El aguila de la Novena Legión
Sutcliff, Rosemary
Plataforma Editorial
Colección Histórica
ISBN: 978-84-96981-25-6
Páginas: 300
Precio: € 19,95.-
Esta es la primera parte de una triología que ha vendido 1.000.000 de ejemplares y ha sido traducida a 16 idiomas.
En el año 117 d. C. la Novena Legión Hispánica se internó en las nieblas de Caledonia y entró en la leyenda, pues nadie tuvo nunca más noticia de ella ni de los hombres que la integraban. Veinte años después, Marco, hijo de unos centuriones de la desdichada legión, recala en Britania con su unidad de auxiliares galos. Gravemente herido durante un levantamiento de la población britana de origen celta, debe abandonar el servicio, pero se le presenta la oportunidad de correr la mayor aventura de su vida porque al norte del Muro de Adriano, entre las tribus todavía por conquistar, corre el rumor de que ha reaparecido un poderoso amuleto de guerra: el Águila de una legión romana. Sólo puede ser el Águila de la Novena y Marco se internará en las brumas del norte para arrebatar el trofeo a los bárbaros, devolver el honor a la legión de su padre y resolver el enigma de su misteriosa desaparición.

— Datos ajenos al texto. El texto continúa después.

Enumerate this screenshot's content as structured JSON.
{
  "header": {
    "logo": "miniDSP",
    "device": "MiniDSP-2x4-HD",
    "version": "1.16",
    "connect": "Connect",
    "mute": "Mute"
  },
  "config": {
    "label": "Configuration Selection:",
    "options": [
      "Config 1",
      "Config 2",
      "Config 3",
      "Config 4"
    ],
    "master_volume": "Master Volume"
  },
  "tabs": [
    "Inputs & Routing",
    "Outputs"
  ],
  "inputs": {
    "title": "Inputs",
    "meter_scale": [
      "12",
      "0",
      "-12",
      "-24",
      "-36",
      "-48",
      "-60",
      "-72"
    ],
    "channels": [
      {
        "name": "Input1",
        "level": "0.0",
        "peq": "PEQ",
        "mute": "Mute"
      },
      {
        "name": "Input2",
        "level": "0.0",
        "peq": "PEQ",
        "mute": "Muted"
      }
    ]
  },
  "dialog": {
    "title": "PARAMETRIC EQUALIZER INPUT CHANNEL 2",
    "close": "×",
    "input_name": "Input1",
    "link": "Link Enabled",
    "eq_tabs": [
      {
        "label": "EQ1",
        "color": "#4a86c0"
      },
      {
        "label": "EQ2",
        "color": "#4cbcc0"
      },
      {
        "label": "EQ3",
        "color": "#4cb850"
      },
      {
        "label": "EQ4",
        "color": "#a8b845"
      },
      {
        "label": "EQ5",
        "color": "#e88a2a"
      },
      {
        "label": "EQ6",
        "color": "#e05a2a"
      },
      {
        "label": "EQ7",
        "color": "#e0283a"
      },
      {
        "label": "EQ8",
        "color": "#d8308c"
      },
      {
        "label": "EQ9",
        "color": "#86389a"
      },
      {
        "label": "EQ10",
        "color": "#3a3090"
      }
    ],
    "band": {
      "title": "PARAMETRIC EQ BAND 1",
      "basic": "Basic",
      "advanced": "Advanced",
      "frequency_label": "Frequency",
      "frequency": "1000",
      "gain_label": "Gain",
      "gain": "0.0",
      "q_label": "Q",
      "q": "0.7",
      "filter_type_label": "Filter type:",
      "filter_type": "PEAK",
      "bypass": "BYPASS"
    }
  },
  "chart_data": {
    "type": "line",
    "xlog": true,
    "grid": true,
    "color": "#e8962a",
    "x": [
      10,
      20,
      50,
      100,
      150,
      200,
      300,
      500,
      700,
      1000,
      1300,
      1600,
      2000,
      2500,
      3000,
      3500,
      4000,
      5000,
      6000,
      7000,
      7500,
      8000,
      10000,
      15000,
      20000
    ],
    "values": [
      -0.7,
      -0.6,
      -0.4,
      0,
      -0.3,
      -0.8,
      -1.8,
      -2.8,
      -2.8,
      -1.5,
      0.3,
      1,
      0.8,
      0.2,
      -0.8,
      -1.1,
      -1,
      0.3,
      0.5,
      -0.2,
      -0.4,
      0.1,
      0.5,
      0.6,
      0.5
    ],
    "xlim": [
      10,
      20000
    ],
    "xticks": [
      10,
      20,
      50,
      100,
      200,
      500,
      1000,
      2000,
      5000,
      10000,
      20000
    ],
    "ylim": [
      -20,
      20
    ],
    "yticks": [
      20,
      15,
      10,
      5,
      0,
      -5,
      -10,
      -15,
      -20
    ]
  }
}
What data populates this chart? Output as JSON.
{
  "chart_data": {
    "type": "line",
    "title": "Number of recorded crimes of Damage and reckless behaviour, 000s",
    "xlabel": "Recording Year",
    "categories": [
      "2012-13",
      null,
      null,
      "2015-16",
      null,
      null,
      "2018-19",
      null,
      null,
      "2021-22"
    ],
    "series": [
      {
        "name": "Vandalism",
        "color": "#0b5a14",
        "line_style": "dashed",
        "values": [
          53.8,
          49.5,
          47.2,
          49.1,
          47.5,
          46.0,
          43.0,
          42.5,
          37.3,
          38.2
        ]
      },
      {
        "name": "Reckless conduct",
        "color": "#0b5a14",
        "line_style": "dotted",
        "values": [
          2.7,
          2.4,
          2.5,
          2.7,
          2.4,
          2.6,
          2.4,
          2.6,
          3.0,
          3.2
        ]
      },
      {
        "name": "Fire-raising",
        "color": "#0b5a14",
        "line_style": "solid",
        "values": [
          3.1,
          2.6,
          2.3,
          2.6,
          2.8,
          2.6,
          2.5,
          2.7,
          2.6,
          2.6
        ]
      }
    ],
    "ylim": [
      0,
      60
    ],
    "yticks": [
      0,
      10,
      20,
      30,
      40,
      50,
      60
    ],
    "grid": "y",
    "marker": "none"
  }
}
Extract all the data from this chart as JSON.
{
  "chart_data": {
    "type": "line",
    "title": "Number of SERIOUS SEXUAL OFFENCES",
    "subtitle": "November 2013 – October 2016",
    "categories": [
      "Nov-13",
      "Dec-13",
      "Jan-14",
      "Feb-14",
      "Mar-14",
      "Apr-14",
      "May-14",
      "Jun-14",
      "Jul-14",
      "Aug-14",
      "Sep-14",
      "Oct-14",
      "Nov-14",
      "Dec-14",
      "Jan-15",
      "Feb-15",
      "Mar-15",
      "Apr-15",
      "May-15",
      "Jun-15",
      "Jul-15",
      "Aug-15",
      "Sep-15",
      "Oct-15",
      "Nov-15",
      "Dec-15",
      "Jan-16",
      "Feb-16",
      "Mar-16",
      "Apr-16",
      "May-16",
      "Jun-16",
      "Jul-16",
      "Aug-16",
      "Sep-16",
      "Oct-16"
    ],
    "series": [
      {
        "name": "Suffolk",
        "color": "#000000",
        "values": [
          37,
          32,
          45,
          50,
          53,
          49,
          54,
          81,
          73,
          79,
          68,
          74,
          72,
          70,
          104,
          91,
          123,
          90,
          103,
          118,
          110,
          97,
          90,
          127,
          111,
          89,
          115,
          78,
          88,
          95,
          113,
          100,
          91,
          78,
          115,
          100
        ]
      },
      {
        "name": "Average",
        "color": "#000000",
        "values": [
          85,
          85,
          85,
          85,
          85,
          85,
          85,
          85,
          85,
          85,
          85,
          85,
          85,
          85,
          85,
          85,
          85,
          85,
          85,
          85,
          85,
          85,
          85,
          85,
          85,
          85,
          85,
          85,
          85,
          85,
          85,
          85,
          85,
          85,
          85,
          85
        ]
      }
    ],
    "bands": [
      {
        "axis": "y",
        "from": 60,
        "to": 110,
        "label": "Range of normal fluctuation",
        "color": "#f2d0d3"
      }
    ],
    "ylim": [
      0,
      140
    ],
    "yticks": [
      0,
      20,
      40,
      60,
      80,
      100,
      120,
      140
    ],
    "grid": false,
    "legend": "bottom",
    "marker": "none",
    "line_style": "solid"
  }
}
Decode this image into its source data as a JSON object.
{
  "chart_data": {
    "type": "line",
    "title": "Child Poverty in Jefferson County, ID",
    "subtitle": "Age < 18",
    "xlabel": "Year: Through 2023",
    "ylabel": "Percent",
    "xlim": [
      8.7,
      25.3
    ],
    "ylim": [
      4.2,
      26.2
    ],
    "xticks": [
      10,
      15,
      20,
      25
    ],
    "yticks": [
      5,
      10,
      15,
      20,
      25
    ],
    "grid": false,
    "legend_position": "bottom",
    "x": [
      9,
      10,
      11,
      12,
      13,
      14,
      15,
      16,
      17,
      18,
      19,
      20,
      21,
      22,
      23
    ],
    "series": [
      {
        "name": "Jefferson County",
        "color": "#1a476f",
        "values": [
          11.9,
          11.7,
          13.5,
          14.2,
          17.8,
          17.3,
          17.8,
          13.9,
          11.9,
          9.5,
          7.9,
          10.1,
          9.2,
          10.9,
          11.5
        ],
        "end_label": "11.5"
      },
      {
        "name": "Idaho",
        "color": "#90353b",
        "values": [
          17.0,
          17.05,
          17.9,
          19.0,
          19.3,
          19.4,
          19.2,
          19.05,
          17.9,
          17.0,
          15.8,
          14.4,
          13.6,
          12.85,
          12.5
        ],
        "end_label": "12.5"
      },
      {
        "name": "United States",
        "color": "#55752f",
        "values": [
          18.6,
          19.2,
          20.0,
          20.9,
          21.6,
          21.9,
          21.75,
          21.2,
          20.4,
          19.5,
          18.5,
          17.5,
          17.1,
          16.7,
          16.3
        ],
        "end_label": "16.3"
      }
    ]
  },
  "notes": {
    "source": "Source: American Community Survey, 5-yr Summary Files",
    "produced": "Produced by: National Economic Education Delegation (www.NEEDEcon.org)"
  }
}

Rosemary Sutcliff (1920-1992) era hija de un oficial naval británico y ganó un enorme prestigio con sus novelas históricas especialmente las ambientadas en la Britania romana y de la edad oscura (artúrica). El águila de la Novena Legión parte del enigma histórico de la desaparición sin dejar ni rastro de la IX Legión Hispana -perdida, según algunas fuentes, en las nieblas escocesas- para construir con verdaderas gracia y sensibilidad una emocionante, conmovedora y muy romántica ficción. El hallazgo real de una pequeña águila de bronce en Silchester como la que coronaba los estandartes romanos le sirvió a Sutcliff de inspiración para imaginar la aventura de Marco Flavio Aquila (sic), un joven ex centurión de la época de Adriano, inválido por heridas de guerra (la propia escritora padecía una enfermedad crónica que la postró en silla de ruedas), en pos de la preciada insignia de la legión de su padre. Marco sufre la doble humillación de su baja forzosa de las legiones y la deshonra de la unidad de su progenitor, maldecida por Buodica y cuya sagrada águila ha caído 12 años antes en manos de los bárbaros en la frontera más septentrional del imperio. Acompañado por un guerrero brigante ex gladiador con el que ha trabado amistad, el romano (enamorado de una sabidilla muchacha icenia) se interna en el territorio más allá del muro y realiza su peligrosa pesquisa entre las tribus indómitas camuflado de curandero.
El somero argumento -añádase que el romano ha criado un lobo: Sutcliff tenía dos chihuahuas- no hace justicia a esta hermosa novela en la que Sutcliff puede detener la mirada sobre un nido de vencejo en el alero de un fuerte romano o sobre los serbales en flor que llenan el aire de aroma a miel. Hay acción, por supuesto, incluso un ataque de carros britanos y una vertiginosa persecución; también se forma la testudo -aunque aquí la novela está presidida por la nostalgia de la fragancia de las rosas y no por el hedor de los cuerpos en el matadero del combate-. Pero domina un tono pausado, una melancolía que se pega al relato como el musgo a las viejas piedras de Eburacum, donde penan los fantasmas de la legión perdida. En Sutcliff no hay como en Scarrow sangre a espuertas ni heridas atroces; la guerra, el combate, quedan como asuntos evanescentes, espectrales, subordinados a las reglas canónicas del género de aventuras: la búsqueda, el viaje, los peligros, la transformación del protagonista (que, cosa notable, no mata a nadie). En lugar de la moderna imagen brutal de la antigüedad -la de Scarrow, Cornwell, Gladiator o la serie Roma- El águila de la Novena Legión plasma un mundo lleno de sutileza y humanidad en el que las diferencias entre los pueblos no son mayores que, como argumenta un personaje, las que hay, de diseño, entre la funda de una daga romana y el umbo de un escudo britano.